Abstracts

Robust entanglement renormalization on a noisy quantum computer

Presenting Author: Isaac Kim, Stanford University
Contributing Author(s): Brian Swingle

A method to study strongly interacting quantum many-body systems at and away from criticality is proposed. The method is based on a MERA-like tensor network that can be efficiently and reliably contracted on a noisy quantum computer using a number of qubits that is much smaller than the system size. We prove that the outcome of the contraction is stable to noise and that the estimated energy upper bounds the ground state energy. The stability, which we numerically substantiate, follows from the positivity of operator scaling dimensions under renormalization group flow.
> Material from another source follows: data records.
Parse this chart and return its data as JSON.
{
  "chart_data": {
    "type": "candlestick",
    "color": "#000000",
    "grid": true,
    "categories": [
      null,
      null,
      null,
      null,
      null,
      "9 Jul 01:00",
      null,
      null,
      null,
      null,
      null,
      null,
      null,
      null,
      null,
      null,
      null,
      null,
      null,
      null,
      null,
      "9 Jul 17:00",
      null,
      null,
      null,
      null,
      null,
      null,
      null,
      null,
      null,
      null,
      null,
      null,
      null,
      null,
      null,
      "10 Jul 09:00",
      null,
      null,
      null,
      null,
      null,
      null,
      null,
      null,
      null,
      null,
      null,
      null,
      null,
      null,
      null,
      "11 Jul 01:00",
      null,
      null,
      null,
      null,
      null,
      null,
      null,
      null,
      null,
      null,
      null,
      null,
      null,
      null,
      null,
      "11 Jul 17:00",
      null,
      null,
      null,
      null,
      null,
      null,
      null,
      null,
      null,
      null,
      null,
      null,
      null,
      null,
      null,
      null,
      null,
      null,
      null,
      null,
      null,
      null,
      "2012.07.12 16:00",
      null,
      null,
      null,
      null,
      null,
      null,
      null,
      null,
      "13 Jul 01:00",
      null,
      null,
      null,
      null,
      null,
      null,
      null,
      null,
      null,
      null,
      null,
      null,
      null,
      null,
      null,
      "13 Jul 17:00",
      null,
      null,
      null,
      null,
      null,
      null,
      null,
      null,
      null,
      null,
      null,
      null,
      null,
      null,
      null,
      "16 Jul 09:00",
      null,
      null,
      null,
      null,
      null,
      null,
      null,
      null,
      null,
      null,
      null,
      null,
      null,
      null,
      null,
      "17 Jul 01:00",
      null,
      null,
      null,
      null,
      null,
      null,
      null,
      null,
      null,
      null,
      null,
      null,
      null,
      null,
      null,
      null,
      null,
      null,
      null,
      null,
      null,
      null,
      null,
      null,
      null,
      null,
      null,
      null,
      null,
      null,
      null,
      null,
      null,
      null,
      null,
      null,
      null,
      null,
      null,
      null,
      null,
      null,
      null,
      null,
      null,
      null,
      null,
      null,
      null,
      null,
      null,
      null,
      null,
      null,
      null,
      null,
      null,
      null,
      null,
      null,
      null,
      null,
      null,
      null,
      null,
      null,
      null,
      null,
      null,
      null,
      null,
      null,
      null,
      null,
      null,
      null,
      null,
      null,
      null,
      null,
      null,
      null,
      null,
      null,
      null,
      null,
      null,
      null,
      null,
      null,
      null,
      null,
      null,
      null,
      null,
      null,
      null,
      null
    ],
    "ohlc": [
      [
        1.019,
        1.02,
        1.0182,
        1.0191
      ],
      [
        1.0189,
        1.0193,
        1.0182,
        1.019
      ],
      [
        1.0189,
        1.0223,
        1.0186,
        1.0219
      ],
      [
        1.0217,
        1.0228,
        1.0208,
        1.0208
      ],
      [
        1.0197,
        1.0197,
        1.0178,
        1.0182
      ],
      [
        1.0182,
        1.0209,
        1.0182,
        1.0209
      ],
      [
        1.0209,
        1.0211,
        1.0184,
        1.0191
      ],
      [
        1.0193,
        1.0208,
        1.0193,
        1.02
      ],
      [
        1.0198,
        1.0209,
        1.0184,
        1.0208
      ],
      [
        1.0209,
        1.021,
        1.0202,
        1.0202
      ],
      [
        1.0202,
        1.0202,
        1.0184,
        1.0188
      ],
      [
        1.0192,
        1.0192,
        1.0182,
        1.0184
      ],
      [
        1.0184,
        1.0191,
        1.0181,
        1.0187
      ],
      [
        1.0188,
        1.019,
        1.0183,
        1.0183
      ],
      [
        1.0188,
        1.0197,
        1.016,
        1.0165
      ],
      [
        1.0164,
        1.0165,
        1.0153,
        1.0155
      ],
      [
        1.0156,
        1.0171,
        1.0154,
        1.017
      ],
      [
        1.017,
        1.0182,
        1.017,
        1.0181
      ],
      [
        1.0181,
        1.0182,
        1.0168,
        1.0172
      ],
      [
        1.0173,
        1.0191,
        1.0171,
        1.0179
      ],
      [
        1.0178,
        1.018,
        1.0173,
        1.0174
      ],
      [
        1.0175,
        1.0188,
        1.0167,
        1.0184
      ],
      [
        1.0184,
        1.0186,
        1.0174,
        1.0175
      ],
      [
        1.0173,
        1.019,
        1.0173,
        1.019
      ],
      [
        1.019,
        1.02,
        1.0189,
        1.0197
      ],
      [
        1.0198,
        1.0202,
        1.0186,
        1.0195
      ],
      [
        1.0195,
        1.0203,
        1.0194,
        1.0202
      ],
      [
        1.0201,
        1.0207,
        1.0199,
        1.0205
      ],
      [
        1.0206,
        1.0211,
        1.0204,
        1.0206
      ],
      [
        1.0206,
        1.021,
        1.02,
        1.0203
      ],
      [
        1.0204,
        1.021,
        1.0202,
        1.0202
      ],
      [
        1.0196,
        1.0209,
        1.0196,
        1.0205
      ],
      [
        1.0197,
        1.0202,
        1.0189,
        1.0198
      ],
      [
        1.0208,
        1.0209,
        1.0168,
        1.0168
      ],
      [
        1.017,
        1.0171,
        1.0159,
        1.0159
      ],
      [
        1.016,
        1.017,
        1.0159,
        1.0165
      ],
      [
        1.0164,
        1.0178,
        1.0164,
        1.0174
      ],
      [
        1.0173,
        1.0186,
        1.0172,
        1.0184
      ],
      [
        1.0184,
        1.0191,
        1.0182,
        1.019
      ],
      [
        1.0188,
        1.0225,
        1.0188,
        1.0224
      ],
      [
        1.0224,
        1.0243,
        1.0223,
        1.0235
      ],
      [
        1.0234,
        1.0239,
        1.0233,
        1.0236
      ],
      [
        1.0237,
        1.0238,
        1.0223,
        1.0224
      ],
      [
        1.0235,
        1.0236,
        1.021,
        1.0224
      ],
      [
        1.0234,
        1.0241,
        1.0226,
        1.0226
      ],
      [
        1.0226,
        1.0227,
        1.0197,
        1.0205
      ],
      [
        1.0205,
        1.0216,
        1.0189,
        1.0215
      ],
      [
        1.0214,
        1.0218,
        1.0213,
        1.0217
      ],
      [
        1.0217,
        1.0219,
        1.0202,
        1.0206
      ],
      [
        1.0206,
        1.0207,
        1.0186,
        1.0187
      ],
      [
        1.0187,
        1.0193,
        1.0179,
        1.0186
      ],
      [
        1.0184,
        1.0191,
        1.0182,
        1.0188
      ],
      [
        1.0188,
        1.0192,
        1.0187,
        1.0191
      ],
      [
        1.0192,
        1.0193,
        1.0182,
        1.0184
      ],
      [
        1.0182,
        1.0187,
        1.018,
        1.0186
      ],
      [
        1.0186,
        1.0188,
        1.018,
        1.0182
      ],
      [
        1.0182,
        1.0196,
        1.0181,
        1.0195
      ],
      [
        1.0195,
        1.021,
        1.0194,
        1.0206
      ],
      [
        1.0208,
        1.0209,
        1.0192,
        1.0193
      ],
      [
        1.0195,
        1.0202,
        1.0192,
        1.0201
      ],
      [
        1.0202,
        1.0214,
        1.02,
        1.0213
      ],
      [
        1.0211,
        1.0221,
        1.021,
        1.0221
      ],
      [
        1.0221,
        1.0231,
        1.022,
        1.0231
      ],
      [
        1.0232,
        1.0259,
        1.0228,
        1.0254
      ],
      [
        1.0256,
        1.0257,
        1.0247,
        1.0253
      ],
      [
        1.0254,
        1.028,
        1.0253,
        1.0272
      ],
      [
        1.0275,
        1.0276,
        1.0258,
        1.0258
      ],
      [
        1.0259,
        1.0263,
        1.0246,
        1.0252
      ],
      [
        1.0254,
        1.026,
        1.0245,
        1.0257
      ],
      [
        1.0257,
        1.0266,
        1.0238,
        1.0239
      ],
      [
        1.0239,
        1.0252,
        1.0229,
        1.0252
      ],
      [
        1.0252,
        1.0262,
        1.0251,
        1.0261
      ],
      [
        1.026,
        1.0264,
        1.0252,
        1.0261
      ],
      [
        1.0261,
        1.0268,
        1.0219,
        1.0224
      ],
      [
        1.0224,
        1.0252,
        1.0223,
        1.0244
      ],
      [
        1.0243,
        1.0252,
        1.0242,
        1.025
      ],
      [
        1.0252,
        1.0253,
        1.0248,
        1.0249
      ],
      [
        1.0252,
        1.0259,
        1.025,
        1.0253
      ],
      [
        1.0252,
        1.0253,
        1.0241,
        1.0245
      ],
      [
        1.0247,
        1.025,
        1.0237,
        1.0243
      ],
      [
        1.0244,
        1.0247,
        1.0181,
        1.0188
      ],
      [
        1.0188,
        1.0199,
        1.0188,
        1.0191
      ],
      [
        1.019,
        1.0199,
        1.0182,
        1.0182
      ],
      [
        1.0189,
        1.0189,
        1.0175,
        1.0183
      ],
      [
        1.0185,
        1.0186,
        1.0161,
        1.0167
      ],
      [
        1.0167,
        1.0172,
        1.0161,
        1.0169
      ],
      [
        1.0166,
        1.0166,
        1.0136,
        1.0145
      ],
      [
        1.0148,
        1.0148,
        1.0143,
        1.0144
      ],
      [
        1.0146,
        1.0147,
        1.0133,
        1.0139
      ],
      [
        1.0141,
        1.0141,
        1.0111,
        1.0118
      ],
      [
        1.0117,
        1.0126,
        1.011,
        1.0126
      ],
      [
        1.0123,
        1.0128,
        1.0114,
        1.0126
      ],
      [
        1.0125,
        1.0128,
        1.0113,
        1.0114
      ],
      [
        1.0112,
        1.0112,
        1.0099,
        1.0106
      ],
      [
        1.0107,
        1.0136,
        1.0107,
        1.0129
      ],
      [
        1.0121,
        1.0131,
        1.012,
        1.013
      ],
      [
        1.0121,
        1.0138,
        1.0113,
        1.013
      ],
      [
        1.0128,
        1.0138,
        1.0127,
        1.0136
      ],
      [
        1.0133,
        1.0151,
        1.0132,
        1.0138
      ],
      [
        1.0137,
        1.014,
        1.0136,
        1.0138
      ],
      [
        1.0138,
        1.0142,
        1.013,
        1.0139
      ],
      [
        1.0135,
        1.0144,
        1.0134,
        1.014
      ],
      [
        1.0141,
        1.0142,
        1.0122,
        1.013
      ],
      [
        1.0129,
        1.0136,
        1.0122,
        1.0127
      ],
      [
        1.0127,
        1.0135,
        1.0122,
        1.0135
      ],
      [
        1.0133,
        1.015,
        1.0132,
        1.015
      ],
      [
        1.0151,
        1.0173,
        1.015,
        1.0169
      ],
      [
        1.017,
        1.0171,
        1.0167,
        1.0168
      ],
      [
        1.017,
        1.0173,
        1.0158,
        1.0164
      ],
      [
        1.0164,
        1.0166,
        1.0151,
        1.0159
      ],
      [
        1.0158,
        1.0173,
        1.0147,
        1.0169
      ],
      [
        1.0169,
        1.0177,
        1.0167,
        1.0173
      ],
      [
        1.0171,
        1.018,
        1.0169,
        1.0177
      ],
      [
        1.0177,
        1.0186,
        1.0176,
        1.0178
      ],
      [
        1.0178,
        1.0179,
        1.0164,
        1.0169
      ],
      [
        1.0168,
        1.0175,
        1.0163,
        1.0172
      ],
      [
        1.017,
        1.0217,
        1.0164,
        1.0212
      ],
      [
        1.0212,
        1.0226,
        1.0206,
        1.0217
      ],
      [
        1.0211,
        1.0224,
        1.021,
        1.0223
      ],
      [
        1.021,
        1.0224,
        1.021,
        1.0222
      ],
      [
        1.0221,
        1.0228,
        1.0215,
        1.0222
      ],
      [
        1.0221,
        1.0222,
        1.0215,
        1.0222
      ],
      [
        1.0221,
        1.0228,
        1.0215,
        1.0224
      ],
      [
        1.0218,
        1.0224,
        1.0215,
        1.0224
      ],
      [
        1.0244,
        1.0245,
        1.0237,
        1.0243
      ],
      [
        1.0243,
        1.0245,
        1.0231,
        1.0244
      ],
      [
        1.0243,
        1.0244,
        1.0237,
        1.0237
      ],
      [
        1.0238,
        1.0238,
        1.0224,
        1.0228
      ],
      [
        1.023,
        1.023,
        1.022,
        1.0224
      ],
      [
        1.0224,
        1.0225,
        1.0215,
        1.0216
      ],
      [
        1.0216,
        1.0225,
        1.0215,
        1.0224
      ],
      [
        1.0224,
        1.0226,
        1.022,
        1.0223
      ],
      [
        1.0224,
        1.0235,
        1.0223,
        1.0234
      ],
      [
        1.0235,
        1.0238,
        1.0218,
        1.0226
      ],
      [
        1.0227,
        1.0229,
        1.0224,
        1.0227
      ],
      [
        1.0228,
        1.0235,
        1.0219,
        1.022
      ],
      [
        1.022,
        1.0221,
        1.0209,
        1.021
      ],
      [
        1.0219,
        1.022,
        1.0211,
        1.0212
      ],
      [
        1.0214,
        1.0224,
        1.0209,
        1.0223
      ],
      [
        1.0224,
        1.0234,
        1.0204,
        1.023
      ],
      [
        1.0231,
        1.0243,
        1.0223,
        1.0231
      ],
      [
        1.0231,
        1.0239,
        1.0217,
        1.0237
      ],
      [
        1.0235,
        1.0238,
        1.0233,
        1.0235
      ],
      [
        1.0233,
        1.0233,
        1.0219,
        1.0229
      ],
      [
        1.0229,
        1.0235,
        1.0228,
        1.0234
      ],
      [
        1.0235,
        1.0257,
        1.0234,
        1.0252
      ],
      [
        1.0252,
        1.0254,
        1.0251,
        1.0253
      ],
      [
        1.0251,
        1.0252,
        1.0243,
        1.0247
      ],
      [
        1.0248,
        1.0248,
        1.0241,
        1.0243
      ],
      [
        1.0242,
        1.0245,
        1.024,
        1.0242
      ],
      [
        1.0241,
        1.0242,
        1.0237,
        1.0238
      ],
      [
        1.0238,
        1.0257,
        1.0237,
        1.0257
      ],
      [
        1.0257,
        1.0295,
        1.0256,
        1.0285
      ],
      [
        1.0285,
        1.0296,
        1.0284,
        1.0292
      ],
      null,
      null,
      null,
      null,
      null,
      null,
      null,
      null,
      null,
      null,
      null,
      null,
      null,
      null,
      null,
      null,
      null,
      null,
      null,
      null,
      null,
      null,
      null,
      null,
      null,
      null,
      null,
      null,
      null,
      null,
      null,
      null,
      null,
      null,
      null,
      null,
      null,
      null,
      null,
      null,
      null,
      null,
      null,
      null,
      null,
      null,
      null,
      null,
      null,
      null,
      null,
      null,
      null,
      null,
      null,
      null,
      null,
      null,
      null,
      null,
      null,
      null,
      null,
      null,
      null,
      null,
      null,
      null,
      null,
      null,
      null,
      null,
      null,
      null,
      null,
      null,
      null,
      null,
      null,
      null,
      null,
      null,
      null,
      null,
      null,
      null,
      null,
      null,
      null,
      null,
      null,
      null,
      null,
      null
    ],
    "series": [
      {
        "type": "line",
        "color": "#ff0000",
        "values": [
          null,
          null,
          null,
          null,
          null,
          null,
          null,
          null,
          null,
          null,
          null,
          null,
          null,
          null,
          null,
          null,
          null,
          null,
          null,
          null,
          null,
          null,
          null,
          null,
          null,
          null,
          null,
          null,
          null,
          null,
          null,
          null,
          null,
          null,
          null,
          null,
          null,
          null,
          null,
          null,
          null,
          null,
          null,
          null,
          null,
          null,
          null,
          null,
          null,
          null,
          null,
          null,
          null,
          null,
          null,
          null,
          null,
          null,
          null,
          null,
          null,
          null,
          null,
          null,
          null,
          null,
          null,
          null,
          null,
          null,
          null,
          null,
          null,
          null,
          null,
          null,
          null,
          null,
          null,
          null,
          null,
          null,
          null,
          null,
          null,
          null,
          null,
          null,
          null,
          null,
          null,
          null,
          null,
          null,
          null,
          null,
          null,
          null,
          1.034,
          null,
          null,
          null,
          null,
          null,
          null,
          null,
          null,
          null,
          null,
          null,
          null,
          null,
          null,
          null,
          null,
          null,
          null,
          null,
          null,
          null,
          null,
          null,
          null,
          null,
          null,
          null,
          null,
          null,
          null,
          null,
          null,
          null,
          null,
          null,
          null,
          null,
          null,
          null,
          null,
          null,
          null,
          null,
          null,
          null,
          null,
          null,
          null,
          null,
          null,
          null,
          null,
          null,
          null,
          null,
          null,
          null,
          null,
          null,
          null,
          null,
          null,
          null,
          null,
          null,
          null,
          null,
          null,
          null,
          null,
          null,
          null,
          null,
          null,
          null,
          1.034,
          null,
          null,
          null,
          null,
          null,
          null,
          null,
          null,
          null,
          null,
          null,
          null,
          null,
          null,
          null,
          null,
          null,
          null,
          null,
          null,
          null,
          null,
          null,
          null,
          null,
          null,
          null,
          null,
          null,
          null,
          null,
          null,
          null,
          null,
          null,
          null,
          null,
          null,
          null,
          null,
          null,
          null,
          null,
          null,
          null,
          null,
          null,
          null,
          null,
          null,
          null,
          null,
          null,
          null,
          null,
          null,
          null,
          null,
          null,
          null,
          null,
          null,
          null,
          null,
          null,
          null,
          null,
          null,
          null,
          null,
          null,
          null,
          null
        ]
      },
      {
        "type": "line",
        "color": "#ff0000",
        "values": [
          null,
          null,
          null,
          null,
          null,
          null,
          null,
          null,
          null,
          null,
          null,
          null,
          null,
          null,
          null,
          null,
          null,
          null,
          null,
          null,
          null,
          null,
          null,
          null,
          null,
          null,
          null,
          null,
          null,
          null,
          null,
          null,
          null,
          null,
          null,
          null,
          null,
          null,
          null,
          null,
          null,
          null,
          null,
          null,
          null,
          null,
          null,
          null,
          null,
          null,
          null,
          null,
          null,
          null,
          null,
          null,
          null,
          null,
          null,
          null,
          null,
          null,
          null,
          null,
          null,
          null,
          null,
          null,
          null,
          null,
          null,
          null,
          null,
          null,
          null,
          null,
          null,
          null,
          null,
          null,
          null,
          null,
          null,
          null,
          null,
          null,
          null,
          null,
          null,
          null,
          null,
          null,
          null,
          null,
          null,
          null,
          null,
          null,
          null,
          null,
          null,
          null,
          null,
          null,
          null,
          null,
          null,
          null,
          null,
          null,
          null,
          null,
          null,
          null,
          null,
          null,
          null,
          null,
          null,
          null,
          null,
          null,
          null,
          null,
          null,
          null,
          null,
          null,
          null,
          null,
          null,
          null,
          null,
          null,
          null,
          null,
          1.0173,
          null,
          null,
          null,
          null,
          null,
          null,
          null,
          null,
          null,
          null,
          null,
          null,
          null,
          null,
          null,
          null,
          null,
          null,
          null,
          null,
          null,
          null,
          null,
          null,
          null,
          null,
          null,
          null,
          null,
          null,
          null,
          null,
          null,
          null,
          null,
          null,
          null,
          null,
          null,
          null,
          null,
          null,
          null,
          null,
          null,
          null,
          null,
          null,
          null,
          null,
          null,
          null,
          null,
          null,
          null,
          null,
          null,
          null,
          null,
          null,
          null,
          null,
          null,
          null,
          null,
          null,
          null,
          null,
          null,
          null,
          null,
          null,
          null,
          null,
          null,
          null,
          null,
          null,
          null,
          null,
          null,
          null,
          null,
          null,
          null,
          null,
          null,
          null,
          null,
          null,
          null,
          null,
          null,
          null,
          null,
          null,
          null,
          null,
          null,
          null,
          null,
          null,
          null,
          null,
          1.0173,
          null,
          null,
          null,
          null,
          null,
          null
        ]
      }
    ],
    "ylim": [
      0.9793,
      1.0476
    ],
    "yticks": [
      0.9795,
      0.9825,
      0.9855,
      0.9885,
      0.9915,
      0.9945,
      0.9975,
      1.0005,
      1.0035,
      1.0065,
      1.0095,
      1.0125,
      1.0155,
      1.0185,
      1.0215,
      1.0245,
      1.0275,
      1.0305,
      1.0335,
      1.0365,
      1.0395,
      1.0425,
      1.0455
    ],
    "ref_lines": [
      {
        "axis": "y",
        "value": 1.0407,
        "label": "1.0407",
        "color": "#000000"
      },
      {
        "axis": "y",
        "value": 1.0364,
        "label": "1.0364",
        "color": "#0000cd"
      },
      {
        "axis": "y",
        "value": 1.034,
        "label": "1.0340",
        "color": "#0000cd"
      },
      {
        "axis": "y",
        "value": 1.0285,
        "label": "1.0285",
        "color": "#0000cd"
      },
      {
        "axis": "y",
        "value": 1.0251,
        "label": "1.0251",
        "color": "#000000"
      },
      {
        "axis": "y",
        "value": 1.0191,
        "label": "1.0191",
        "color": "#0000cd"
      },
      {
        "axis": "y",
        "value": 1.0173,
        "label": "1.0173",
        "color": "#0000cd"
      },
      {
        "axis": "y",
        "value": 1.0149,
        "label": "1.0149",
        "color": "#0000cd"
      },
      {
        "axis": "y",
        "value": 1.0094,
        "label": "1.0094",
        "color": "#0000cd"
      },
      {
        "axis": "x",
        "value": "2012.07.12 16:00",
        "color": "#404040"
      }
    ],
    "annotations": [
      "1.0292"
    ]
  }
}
The variational upper bound follows from a particular assignment of physical qubits to different locations of the tensor network plus the assumption that the noise model is local. We postulate a scaling law for how well the tensor network can approximate ground states of lattice regulated conformal field theories in d spatial dimensions and provide evidence for the postulate. Under this postulate, a \(O(log^d(1/\delta))\)-qubit quantum computer can prepare a valid quantum-mechanical state with energy density \(\delta\) above the ground state. In the presence of noise, \(\delta=O(\epsilon log^{d+1}(1/\epsilon))\) can be achieved, where \(ϵ\) is the noise strength.